Me pregunto si es realmente una novedad en su vida. He visto a Mario Vargas Llosa dar discursos ante miles de personas. Y atender a familias que quieren tomarle fotos con sus bebés. Lo he visto en México rodeado por una orquesta de mariachis, en Madrid asistiendo a la boda de los príncipes, en Lima dirigiendo un programa de televisión. Incluso antes de 2010, no se podía decir que fuese un escritor ermitaño y poco sociable. Se lo digo. Responde:

—Pero nada como lo del Nobel. Lo único comparable en intensidad fue la campaña política de 1990. Pero entonces yo sabía dónde me metía. En cambio, esto me llegó de improviso. De hecho, yo me había organizado para pasar una temporada muy tranquila en Nueva York, enseñando, con la mayor parte de la semana libre. Quería ir al teatro. Visitar museos. Y de repente, llegó el Nobel.

—¿Y no lo esperabas? Todos pensábamos que podías ganarlo cualquier año.?—No lo esperaba. Un escritor del Tercer Mundo, que defiende el capitalismo, liberal, crítico con Cuba... Me parecía una garantía de que no lo recibiría.

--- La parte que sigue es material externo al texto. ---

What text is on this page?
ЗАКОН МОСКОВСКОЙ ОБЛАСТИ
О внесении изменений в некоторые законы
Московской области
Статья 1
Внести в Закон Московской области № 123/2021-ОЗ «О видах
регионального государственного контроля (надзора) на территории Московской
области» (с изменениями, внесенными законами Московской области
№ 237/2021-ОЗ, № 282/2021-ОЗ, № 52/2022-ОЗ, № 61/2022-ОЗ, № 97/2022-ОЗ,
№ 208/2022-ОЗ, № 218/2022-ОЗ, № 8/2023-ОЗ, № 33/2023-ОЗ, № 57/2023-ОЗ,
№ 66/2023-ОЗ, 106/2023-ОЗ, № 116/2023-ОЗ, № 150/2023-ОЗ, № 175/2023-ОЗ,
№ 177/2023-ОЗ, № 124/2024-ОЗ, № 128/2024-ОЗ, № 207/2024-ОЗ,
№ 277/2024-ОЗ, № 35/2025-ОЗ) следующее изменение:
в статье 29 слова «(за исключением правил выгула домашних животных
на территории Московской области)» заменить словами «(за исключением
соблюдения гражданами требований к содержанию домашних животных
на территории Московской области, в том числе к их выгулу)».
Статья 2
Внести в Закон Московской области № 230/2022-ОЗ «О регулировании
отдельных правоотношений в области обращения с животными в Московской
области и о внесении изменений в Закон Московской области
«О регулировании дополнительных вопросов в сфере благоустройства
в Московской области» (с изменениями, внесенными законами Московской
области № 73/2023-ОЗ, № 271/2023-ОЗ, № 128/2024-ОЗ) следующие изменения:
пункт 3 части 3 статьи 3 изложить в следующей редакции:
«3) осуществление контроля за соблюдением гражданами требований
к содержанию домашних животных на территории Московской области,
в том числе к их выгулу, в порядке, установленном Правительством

No lo mencionamos, pero en el aire está Jorge Luis Borges, uno de los escritores más influyentes del siglo XX, que nunca ganó el Nobel. Anticomunista radical, en los años setenta, Borges hizo declaraciones a favor de los sangrientos dictadores del Cono Sur, Augusto Pinochet y Jorge Rafael Videla. Un académico sueco le confesó al biógrafo de Borges que jamás perdonaría esas declaraciones y que, mientras él viviese, el argentino jamás se haría con el Nobel. Y el académico vivió más años que Borges.